I think he has come up with a way to justify this behavior. It is like...."feel sorry for me....I have been serving in the military so can't you just grant me this one thing?" It is great what he is doing for his country. But it is not an excuse to use porn in a marriage. I don't care if he is in Michigan, Texas, Canada, Japan, or Iraq.....he is still a married man and he needs to honor his marriage.

I saw that Dr Phil's show tomorrow is suppose to talk to a man who uses porn. I think the man in this episode is addicted to it. I think it would be good to watch it. Maybe tape it and share it with your husband. Maybe he needs to hear the message from someone else. Good luck and I wish you the best.

   I just read your msg! I missed the show. I wonder when they'll show that again. I really want him to see it. And I think he should. I wanna show my husband your message so he'd see and realize that what he is doing is not right but i don't know...  I'll probably try to wait for the right time then i'll say something about it-again! Sometimes it seems like I just keep repeating myself. Anyway thank you so much for your reply. It kind'a made me really wanna make sure to stand up all the time and make sure he respects our marriage. thank you again!
 
July 26, 2005, 10:30 pm CDT

cjenteb

Quote From: cjenteb

I just read your msg! I missed the show. I wonder when they'll show that again. I really want him to see it. And I think he should. I wanna show my husband your message so he'd see and realize that what he is doing is not right but i don't know... I'll probably try to wait for the right timethen i'llsay something about it-again! Sometimes it seems like I just keep repeating myself. Anyway thank you so much for your reply. It kind'a made me really wanna make sure to stand up all the time and make sure he respects our marriage. thank you again!
I doubt we'll see the episode again because this has already  been the second time Dr.
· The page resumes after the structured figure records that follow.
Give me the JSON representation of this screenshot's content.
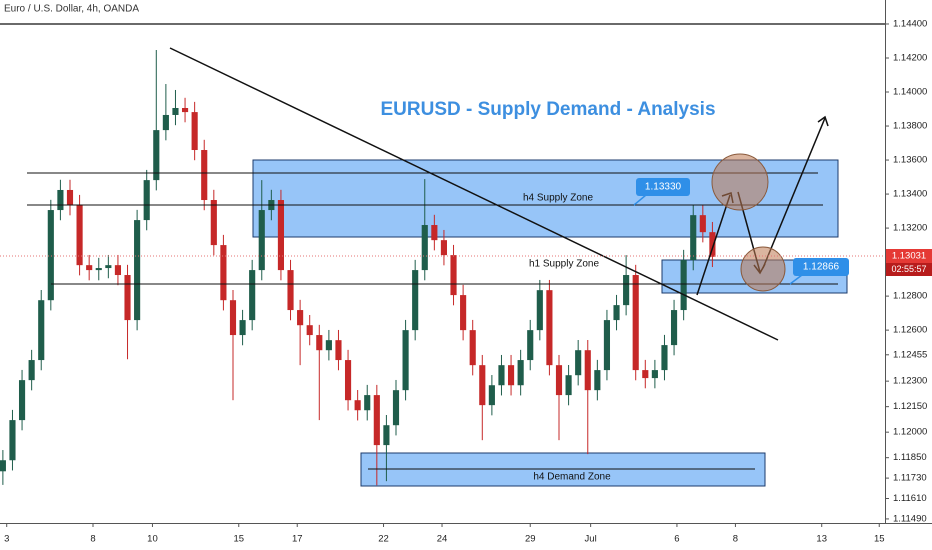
{
  "chart_data": {
    "type": "candlestick",
    "title": "Euro / U.S. Dollar, 4h, OANDA",
    "up_color": "#1f5d4b",
    "down_color": "#c62828",
    "grid": false,
    "xlim": [
      -0.3,
      92
    ],
    "xticks": [
      {
        "value": 0.4,
        "label": "3"
      },
      {
        "value": 9.4,
        "label": "8"
      },
      {
        "value": 15.6,
        "label": "10"
      },
      {
        "value": 24.6,
        "label": "15"
      },
      {
        "value": 30.7,
        "label": "17"
      },
      {
        "value": 39.7,
        "label": "22"
      },
      {
        "value": 45.8,
        "label": "24"
      },
      {
        "value": 55,
        "label": "29"
      },
      {
        "value": 61.3,
        "label": "Jul"
      },
      {
        "value": 70.3,
        "label": "6"
      },
      {
        "value": 76.4,
        "label": "8"
      },
      {
        "value": 85.4,
        "label": "13"
      },
      {
        "value": 91.4,
        "label": "15"
      }
    ],
    "ylim": [
      1.11466,
      1.14541
    ],
    "yticks": [
      {
        "value": 1.144,
        "label": "1.14400"
      },
      {
        "value": 1.142,
        "label": "1.14200"
      },
      {
        "value": 1.14,
        "label": "1.14000"
      },
      {
        "value": 1.138,
        "label": "1.13800"
      },
      {
        "value": 1.136,
        "label": "1.13600"
      },
      {
        "value": 1.134,
        "label": "1.13400"
      },
      {
        "value": 1.132,
        "label": "1.13200"
      },
      {
        "value": 1.128,
        "label": "1.12800"
      },
      {
        "value": 1.126,
        "label": "1.12600"
      },
      {
        "value": 1.12455,
        "label": "1.12455"
      },
      {
        "value": 1.123,
        "label": "1.12300"
      },
      {
        "value": 1.1215,
        "label": "1.12150"
      },
      {
        "value": 1.12,
        "label": "1.12000"
      },
      {
        "value": 1.1185,
        "label": "1.11850"
      },
      {
        "value": 1.1173,
        "label": "1.11730"
      },
      {
        "value": 1.1161,
        "label": "1.11610"
      },
      {
        "value": 1.1149,
        "label": "1.11490"
      }
    ],
    "open": [
      1.1177,
      1.11835,
      1.12071,
      1.12306,
      1.12424,
      1.12776,
      1.13306,
      1.13424,
      1.13335,
      1.12982,
      1.12953,
      1.12965,
      1.12982,
      1.12924,
      1.12659,
      1.13247,
      1.13482,
      1.13776,
      1.13865,
      1.13906,
      1.13882,
      1.13659,
      1.13365,
      1.131,
      1.12776,
      1.12571,
      1.12659,
      1.12953,
      1.13306,
      1.13365,
      1.12953,
      1.12718,
      1.12629,
      1.12571,
      1.12482,
      1.12541,
      1.12424,
      1.12188,
      1.12129,
      1.12218,
      1.11924,
      1.12041,
      1.12247,
      1.126,
      1.12953,
      1.13218,
      1.13129,
      1.13041,
      1.12806,
      1.126,
      1.12394,
      1.12159,
      1.12276,
      1.12394,
      1.12276,
      1.12424,
      1.126,
      1.12835,
      1.12394,
      1.12218,
      1.12335,
      1.12482,
      1.12247,
      1.12365,
      1.12659,
      1.12747,
      1.12924,
      1.12365,
      1.12318,
      1.12365,
      1.12512,
      1.12718,
      1.13012,
      1.13276,
      1.13176
    ],
    "high": [
      1.11895,
      1.12131,
      1.12366,
      1.12484,
      1.12836,
      1.13366,
      1.13484,
      1.13484,
      1.13395,
      1.13042,
      1.13025,
      1.13042,
      1.13042,
      1.12984,
      1.13307,
      1.13542,
      1.14247,
      1.14047,
      1.14012,
      1.13966,
      1.13942,
      1.13719,
      1.13425,
      1.1316,
      1.12836,
      1.12719,
      1.13013,
      1.13482,
      1.13425,
      1.13425,
      1.13013,
      1.12778,
      1.12689,
      1.12631,
      1.12601,
      1.12601,
      1.12484,
      1.12248,
      1.12278,
      1.12278,
      1.12101,
      1.12307,
      1.1266,
      1.13013,
      1.13488,
      1.13278,
      1.13189,
      1.13101,
      1.12866,
      1.1266,
      1.12454,
      1.12336,
      1.12454,
      1.12454,
      1.12484,
      1.1266,
      1.12895,
      1.12895,
      1.12454,
      1.12395,
      1.12542,
      1.12542,
      1.12425,
      1.12719,
      1.12807,
      1.13041,
      1.12984,
      1.12425,
      1.12425,
      1.12572,
      1.12778,
      1.13072,
      1.13336,
      1.13336,
      1.13236
    ],
    "low": [
      1.1169,
      1.11775,
      1.12011,
      1.12246,
      1.12364,
      1.12716,
      1.13246,
      1.13275,
      1.12922,
      1.12893,
      1.12893,
      1.12905,
      1.12864,
      1.12429,
      1.12599,
      1.13187,
      1.13422,
      1.13716,
      1.13805,
      1.13822,
      1.13599,
      1.13305,
      1.1304,
      1.12716,
      1.12188,
      1.12511,
      1.12599,
      1.12893,
      1.13246,
      1.12893,
      1.12658,
      1.12394,
      1.12511,
      1.12071,
      1.12422,
      1.12364,
      1.12128,
      1.12069,
      1.12069,
      1.11688,
      1.11712,
      1.11981,
      1.12187,
      1.1254,
      1.12893,
      1.13069,
      1.12981,
      1.12746,
      1.1254,
      1.12334,
      1.11953,
      1.12099,
      1.12216,
      1.12216,
      1.12216,
      1.12364,
      1.1254,
      1.12334,
      1.11953,
      1.12158,
      1.12275,
      1.11871,
      1.12187,
      1.12305,
      1.12599,
      1.12687,
      1.12305,
      1.12258,
      1.12258,
      1.12305,
      1.12452,
      1.12658,
      1.12952,
      1.13116,
      1.12971
    ],
    "close": [
      1.11835,
      1.12071,
      1.12306,
      1.12424,
      1.12776,
      1.13306,
      1.13424,
      1.13335,
      1.12982,
      1.12953,
      1.12965,
      1.12982,
      1.12924,
      1.12659,
      1.13247,
      1.13482,
      1.13776,
      1.13865,
      1.13906,
      1.13882,
      1.13659,
      1.13365,
      1.131,
      1.12776,
      1.12571,
      1.12659,
      1.12953,
      1.13306,
      1.13365,
      1.12953,
      1.12718,
      1.12629,
      1.12571,
      1.12482,
      1.12541,
      1.12424,
      1.12188,
      1.12129,
      1.12218,
      1.11924,
      1.12041,
      1.12247,
      1.126,
      1.12953,
      1.13218,
      1.13129,
      1.13041,
      1.12806,
      1.126,
      1.12394,
      1.12159,
      1.12276,
      1.12394,
      1.12276,
      1.12424,
      1.126,
      1.12835,
      1.12394,
      1.12218,
      1.12335,
      1.12482,
      1.12247,
      1.12365,
      1.12659,
      1.12747,
      1.12924,
      1.12365,
      1.12318,
      1.12365,
      1.12512,
      1.12718,
      1.13012,
      1.13276,
      1.13176,
      1.13031
    ],
    "annotations": {
      "headline": "EURUSD - Supply Demand - Analysis",
      "zones": [
        "h4 Supply Zone",
        "h1 Supply Zone",
        "h4 Demand Zone"
      ],
      "callouts": [
        "1.13330",
        "1.12866"
      ],
      "last_price": "1.13031",
      "countdown": "02:55:57"
    }
  }
}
Phil has aired it. However, there is a very lively discussion going on about it right now on the current message board dedicated to the episode. You might want to check out some of the posts there and read the summary of the show. Good luck.
 
July 27, 2005, 4:05 am CDT

Hey Ho Luvi!

Quote From: luvmiman1

I am really shocked!!! I've tried relentlessly to get to the last post here....and it keeps on taking me to some date of July 23rd.

This format is like something out of the stone ages. What a waste of good space...ooops sorry, here I am complaining already.

So how is everyone. I thought I saw Allinall. Great to see you. And so hows ole' Kimmi poo?

When I find more time, or at least figure this mess out, maybe we can all post again. Blesses everyone! Luvmiman

How are you? This morning I noticed that the post you are responding to is now above your own script. It is kind of wierd. Who is the one creating this new web page? I am sure they are wondering how it is doing. But then again, it's what we get used to and when something changes or is unfamiliar we get sidetracked. But I think it is a good thing because it causes you think differently, if you think about it!!! I really liked that you called me "kimmy poo". My dad used to call me "kimmy boo" and it always sounded like it was kimmy poo. How cute is that? I am glad that we are back and let's hope to help some people, ok? So, how are things with ya? You are sounding as spunky as ever! Take care. Kimmy poo/boo.